The Miller Avenue man accused earlier this month of starving four dogs so they could be fed to fighting dogs now wants the animals back.
Lennon "Reese" Carr says he will take legal action against the SPCA, which has filed a motion in Buffalo City Court seeking ownership of the dogs.
"I was raising the dogs to sell as pets. How could you feed a big dog to puppies?" Carr said, adding that there is nothing wrong with his home and that the dogs belong with him.
Four of Carr's six dogs were starving when authorities took the animals from his home. Since then, the malnourished dogs have made a full recovery.
Even the skin-and-bones puppy, whose photograph on the front page of The Buffalo News unleashed an outcry of public concern, is doing well, said Barbara S. Carr, the SPCA's executive director.

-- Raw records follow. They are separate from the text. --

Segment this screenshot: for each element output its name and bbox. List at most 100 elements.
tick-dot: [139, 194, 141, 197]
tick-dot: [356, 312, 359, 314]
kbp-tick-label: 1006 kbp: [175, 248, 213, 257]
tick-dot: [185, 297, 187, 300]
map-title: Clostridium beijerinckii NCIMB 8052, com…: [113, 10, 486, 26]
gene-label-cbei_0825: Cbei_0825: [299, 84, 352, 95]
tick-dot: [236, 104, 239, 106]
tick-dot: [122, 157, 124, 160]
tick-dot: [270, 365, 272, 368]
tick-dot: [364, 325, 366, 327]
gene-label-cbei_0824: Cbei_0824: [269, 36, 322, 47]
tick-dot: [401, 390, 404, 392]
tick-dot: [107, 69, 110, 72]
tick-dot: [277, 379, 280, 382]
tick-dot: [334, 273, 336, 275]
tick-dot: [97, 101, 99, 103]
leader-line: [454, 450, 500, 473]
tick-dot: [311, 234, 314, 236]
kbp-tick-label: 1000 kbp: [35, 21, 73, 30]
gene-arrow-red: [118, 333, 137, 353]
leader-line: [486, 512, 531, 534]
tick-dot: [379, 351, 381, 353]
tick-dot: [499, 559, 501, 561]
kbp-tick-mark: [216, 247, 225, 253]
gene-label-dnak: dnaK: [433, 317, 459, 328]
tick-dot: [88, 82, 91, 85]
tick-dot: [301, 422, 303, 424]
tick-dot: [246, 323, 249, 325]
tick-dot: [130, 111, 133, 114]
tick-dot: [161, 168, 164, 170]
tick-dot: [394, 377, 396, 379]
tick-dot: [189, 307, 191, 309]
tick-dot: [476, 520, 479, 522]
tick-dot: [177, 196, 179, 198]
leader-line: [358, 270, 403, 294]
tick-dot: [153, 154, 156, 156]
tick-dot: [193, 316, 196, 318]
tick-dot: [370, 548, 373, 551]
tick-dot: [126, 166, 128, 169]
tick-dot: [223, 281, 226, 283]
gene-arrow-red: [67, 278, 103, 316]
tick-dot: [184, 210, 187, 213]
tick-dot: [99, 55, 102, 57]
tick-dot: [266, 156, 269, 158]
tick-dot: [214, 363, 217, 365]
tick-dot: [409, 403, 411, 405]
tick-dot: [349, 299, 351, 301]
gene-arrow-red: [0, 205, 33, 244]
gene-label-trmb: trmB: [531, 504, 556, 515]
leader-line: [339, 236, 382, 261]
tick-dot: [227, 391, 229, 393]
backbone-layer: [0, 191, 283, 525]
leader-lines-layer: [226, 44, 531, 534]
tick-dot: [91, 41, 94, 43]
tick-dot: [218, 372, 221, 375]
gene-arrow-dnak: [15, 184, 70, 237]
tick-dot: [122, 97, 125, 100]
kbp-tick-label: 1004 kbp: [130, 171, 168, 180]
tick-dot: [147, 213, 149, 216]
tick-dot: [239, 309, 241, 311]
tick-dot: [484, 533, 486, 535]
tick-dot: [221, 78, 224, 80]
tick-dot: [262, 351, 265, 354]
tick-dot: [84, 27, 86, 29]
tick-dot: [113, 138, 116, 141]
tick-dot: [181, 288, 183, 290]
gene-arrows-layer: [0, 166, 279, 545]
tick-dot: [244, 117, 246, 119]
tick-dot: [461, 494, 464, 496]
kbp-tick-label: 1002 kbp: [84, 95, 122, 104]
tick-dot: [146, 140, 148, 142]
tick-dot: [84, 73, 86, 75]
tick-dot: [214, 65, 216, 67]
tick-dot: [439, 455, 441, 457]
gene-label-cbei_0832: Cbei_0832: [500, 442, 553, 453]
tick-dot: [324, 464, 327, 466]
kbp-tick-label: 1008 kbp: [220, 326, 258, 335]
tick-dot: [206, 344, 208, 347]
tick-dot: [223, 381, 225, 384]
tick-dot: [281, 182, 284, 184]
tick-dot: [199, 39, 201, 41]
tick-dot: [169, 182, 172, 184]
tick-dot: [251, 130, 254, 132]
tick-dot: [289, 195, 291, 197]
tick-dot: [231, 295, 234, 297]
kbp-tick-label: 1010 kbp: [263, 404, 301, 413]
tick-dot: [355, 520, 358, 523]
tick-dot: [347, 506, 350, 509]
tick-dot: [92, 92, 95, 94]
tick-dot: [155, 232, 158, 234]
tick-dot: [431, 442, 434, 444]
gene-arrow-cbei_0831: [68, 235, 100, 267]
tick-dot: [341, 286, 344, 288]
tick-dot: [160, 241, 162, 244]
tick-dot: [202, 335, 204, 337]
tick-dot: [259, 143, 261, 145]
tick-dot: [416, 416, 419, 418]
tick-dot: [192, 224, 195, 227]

But for the story of the rescued canines to have a happy ending, the SPCA must now succeed in its legal battle to become the owner of the dogs, Ms. Carr said Tuesday.
"We want to gain ownership of the dogs so we can release them for adoption and get them into good homes," said Ms. Carr, who is not related to Lennon Carr.
The dogs have been living at the SPCA's Town of Tonawanda shelter since they were removed from Lennon Carr's home March 5.
Lennon Carr adamantly denied police accusations that he intended to feed the starving dogs to his two Rottweiler mix puppies in order to give them a taste for blood to become fierce dog fighters.
"But no matter what, I'm already guilty from Day One because of the lies police have said about me," he said.
Broadway Station police said their allegations against him were based on statements they obtained from individuals at the Miller Avenue home when they responded to a domestic call and discovered the dogs.
Lennon Carr says he is mentally handicapped but knows how to properly raise dogs because he grew up around the animals.
"My dad had dogs, and he let me care for them," he said. "You ask anyone, they'll tell you I do not let my dogs fight. The only time I'd let them is to defend my home from an intruder."
He also says he has suffered enough from the publicity generated by the case against him.
"I was fired from my job," said Lennon Carr, who had worked as a short-order cook at a downtown Buffalo restaurant. "I don't know how I'm going to come up with $4,000 the judge says I need in order to get my dogs back."
SPCA officials estimated that the first month of medical and general care for the six animals cost about $3,400. City Court officials want Carr to pay that expense.
He has pleaded innocent to animal-cruelty charges and is scheduled to appear in City Court at 9:30 a.m. April 2, when ownership of the animals is expected to be discussed.
Ms. Carr says the dogs have been fed a special high-calorie diet.
The Labrador mix puppy, who was too weak to lift its head when police first encountered it, has nearly tripled in weight, from 7 pounds to 20 pounds.
"She's got a belly on her, and she's chubby, chubby," Ms. Carr said. "She's sweet and kind of demanding. She wants everyone's attention."